Many of us have a love-hate relationship with running. We all know the health benefits of exercise and going out for a run is cheap, easy and quick. Races from 5k to ultra marathons are hugely popular and offer an almost unrivalled, euphoric sense of achievement. Yet finding the motivation to lace up your trainers and get out of the door is tough. I’ve always motivated myself by entering events and telling myself that I’d have to train for them. Whilst it made me run relatively regularly, I would often go through stages of not running at all, especially after a big race. It was time to find another way to stay motivated. That’s when I started to read about habit over motivation.
Deciding to run more
I have read and heard a lot recently about how it is easier to persuade yourself to do something using habit rather than motivation. It makes complete sense. For years, the only run I would go on every week without fail was my Wednesday night run with a friend. We enjoyed it, putting the world to rights while we plodded across the Malvern Hills. Often, we’d start the run by standing in my living room moaning that we didn’t really fancy it. It was cold or rainy, or a wine bottle was calling us. But we’d go out anyway, because it was what we did.
I realised that if I wanted to run more, I would have to make it habitual. Perhaps schedule in another couple of regular runs each week. The problem was, my lifestyle didn’t work like that. I could tell myself I’d run every Monday, Wednesday and Friday evening. But something would come up. Usually work or the children but there was also my inability to say no if I had the opportunity to do something more fun. Still, I realised that habit rather than my weak motivation had to be the way to make myself run more.
I signed up to run this year’s Brighton Marathon. I ran London Marathon last year and managed to train enough to be able to run all the way round. But I still wasn’t running enough. Running wasn’t easy or particularly enjoyable, it felt like a chore. When it came to training for Brighton, I got off to a bad start. I was running a few times a week and doing some work in the gym. I wasn’t running often enough and this time there was an added pressure, my friend Martyn was relying on me because I had agreed to push him around the marathon in his wheelchair.
Running: habit over motivation
By last December, I realised I needed to do better. I heard a lot in the media about habit over motivation. The fact that we naturally form habits that become part of our lives. These can be both good and bad things. Getting up at a particular time, having a glass of wine every night, yoga, meditation or anything else we do regularly. Eventually, these things become an integral part of our lifestyle. That was what I needed to do with running.

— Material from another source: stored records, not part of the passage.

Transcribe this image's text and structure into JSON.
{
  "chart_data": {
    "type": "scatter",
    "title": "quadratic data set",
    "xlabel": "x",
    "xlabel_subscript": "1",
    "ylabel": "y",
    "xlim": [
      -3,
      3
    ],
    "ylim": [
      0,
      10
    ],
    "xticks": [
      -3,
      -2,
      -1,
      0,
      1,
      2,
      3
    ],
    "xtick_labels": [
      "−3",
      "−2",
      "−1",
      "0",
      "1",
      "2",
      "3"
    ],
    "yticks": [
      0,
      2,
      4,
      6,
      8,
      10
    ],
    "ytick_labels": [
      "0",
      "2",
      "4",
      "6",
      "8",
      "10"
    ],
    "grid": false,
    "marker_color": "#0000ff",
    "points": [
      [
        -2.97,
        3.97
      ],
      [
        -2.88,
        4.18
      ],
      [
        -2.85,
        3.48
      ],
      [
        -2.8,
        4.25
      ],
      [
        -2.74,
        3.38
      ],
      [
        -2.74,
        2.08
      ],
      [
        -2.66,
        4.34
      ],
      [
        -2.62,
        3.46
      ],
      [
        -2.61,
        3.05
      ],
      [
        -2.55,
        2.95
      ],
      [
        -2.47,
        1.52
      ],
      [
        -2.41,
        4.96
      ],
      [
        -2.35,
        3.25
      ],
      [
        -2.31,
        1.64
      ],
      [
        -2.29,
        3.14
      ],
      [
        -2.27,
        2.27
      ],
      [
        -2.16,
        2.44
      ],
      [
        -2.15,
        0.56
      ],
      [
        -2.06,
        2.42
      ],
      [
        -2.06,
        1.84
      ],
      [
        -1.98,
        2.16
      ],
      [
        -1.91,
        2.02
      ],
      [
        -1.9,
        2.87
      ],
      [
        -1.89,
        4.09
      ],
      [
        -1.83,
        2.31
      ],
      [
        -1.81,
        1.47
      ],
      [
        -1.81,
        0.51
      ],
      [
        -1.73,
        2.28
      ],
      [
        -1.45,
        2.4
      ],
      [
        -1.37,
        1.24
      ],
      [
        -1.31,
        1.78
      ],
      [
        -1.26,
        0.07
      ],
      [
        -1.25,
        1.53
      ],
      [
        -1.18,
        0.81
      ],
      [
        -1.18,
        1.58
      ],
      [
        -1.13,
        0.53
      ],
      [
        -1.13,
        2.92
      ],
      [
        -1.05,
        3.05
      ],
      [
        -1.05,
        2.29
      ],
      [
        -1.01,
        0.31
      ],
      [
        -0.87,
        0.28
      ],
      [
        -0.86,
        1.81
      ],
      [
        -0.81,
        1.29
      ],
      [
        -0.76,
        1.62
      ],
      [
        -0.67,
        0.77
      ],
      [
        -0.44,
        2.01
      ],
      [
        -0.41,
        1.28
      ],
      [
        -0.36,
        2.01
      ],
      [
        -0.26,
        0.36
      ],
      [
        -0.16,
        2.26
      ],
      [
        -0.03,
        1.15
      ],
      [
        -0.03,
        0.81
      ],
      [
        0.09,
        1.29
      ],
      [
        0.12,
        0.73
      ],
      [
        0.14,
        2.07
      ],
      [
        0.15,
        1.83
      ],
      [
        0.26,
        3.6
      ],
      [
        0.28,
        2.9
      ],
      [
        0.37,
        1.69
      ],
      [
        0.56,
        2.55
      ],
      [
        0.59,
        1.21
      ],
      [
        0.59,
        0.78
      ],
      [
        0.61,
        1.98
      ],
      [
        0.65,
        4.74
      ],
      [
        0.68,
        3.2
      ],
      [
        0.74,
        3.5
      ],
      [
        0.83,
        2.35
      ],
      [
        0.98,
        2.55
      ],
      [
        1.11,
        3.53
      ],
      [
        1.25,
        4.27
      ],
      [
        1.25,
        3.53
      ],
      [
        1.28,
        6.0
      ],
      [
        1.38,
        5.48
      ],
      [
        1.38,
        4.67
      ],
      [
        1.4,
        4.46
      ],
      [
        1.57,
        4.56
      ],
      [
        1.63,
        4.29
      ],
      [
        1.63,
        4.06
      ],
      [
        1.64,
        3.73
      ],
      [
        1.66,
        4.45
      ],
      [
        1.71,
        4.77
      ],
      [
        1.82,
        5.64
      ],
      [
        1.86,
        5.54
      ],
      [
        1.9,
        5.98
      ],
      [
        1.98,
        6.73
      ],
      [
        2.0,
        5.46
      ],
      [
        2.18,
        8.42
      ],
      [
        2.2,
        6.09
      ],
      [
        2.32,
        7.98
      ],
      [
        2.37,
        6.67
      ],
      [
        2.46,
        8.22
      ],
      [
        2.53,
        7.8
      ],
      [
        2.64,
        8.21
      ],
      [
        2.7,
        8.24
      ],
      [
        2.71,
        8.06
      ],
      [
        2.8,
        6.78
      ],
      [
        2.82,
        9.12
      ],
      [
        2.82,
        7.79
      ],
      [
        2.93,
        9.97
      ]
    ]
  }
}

Just before Christmas, I was suffering with the usual seasonal over-eating and under-exercising. There was a good chance I’d end up a stone heavier and completely unfit by the time the school holidays were over. The weather was rubbish and going out for a run was a chore. So, I decided that was the best possible time to start running every day. After all, if I could persuade myself to run daily in the middle of December, there was no excuse for the rest of the year.
I wasn’t sure how it would go. I am very hit and miss with running. After a period of running a lot, I sometimes go for weeks or months without putting on my trainers. But would I be able to change that by making it a habit? I read a bit about people who run every day. Would it cause me to get injured? It seemed not. Some people run every day for years. This is known as a running streak and the longest ever run streak was by Ron Hill. It lasted for over 52 years.
How easy was it to make running every day into a habit?
Actually, it was a lot easier than I thought. I was lucky though, I had a secret weapon. Her name is Bubbles. I used to walk the dog every day, without fail. So, I decided to stop. Instead of walking the dog, I would run with her. At the start, we would often run twice a day. We went on either a short run morning and evening, or a longer run once during the day. As my marathon training picked up, the distance of my long runs increased and I decreased to once a day.
I’m not sure at what point running daily became a habit. Looking back, I’m not even sure when I transitioned from two runs to one per day. What I do know is that it is now well and truly ingrained in me. It’s what I do. When the Brighton marathon was postponed, it didn’t cross my mind to stop running. When lockdown was announced, my only concern was that I would be able to keep running every day. I have missed open water swimming, but this running habit I have built up has become a coping mechanism. It was easy to start, but I have no idea how I will ever manage to stop.
What I have learnt from running every day
I have always had a love-hate relationship with running. Since I started to run every day, that has dissipated. It is a part of my life that I can’t imagine being without. I have learnt that the joy of running does not lie in taking part in mass participation events. It’s not in fast times, medals or improvement.
The joy of running lies in getting out of the door, whatever the weather. Putting one foot in front of the other and clearing my mind. Pounding the streets to get rid of pent up aggression. Running across deserted hills and taking in the view. Racing the dog across a field, hammering down a big hill or conquering an uphill that I’ve always struggled with. The joy of running is in appreciating the act of running itself.